Monday, September 20, 2010

Government drops final curtain on PBMR

he government of South Africa has formally announced its decision no longer to invest in the Pebble Bed Modular Reactor (PBMR) project.
The PBMR was to have been a small-scale high-temperature reactor using fuel spheres of silicon carbide-coated uranium particles encased in graphite, with helium as the coolant, able to supply process heat as well as generating electricity. The nature of the fuel in particular gives the reactor a high degree of passive safety, exploiting inherent safety characteristics depending on the physical properties of the system without the need for intervention. Based on well-proved German technology, South Africa has been working on the PBMR project since 1993, but earlier this year PBMR Pty announced the loss of government funding, along with drastic staff cuts. At that point the government had initially decided to downsize the company by 75%, which would have allowed it to operate for up to 3 years.

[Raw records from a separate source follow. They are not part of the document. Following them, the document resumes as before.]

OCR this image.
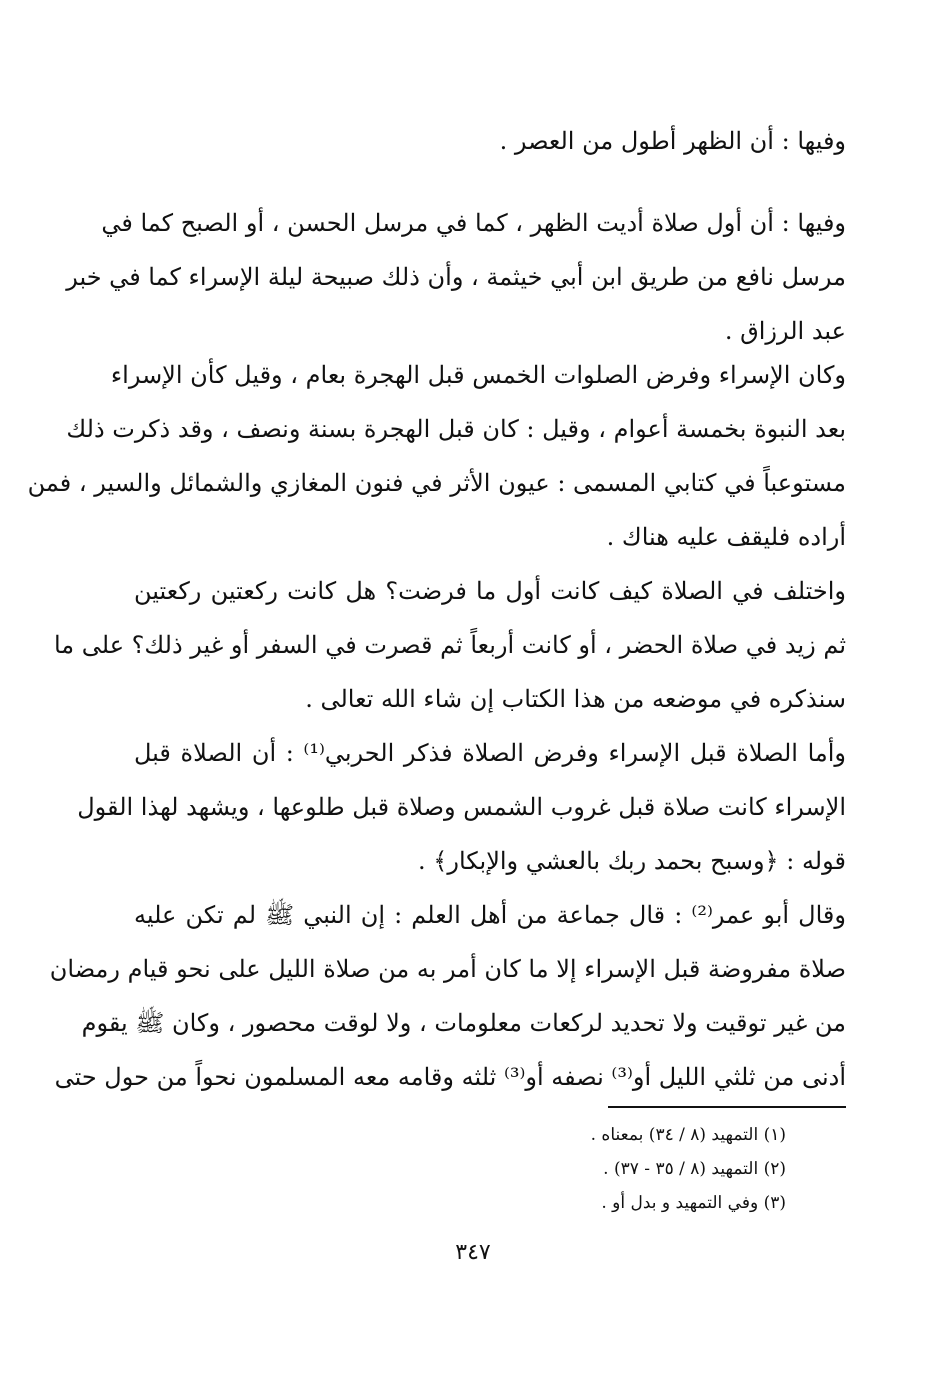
وفيها : أن الظهر أطول من العصر .
وفيها : أن أول صلاة أديت الظهر ، كما في مرسل الحسن ، أو الصبح كما في
مرسل نافع من طريق ابن أبي خيثمة ، وأن ذلك صبيحة ليلة الإسراء كما في خبر
عبد الرزاق .
وكان الإسراء وفرض الصلوات الخمس قبل الهجرة بعام ، وقيل كأن الإسراء
بعد النبوة بخمسة أعوام ، وقيل : كان قبل الهجرة بسنة ونصف ، وقد ذكرت ذلك
مستوعباً في كتابي المسمى : عيون الأثر في فنون المغازي والشمائل والسير ، فمن
أراده فليقف عليه هناك .
واختلف في الصلاة كيف كانت أول ما فرضت؟ هل كانت ركعتين ركعتين
ثم زيد في صلاة الحضر ، أو كانت أربعاً ثم قصرت في السفر أو غير ذلك؟ على ما
سنذكره في موضعه من هذا الكتاب إن شاء الله تعالى .
وأما الصلاة قبل الإسراء وفرض الصلاة فذكر الحربي⁽¹⁾ : أن الصلاة قبل
الإسراء كانت صلاة قبل غروب الشمس وصلاة قبل طلوعها ، ويشهد لهذا القول
قوله : ﴿وسبح بحمد ربك بالعشي والإبكار﴾ .
وقال أبو عمر⁽²⁾ : قال جماعة من أهل العلم : إن النبي ﷺ لم تكن عليه
صلاة مفروضة قبل الإسراء إلا ما كان أمر به من صلاة الليل على نحو قيام رمضان
من غير توقيت ولا تحديد لركعات معلومات ، ولا لوقت محصور ، وكان ﷺ يقوم
أدنى من ثلثي الليل أو⁽³⁾ نصفه أو⁽³⁾ ثلثه وقامه معه المسلمون نحواً من حول حتى
(١) التمهيد (٨ / ٣٤) بمعناه .
(٢) التمهيد (٨ / ٣٥ - ٣٧) .
(٣) وفي التمهيد و بدل أو .
٣٤٧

Addressing the country's National Assembly, public enterprises minister Barbara Hogan cited a number of "sobering realities" underlying the government's decision no longer to invest in the project. Among these were the project's failure to secure an anchor customer or other investment partner; the prospect of the requirement for further investment of at least another ZAR 30 billion ($4.2 billion); and the loss of the opportunity to participate in the USA's Next Generation Nuclear Plant (NGNP) program as part of a consortium with Westinghouse when Westinghouse withdrew from the project in May 2010.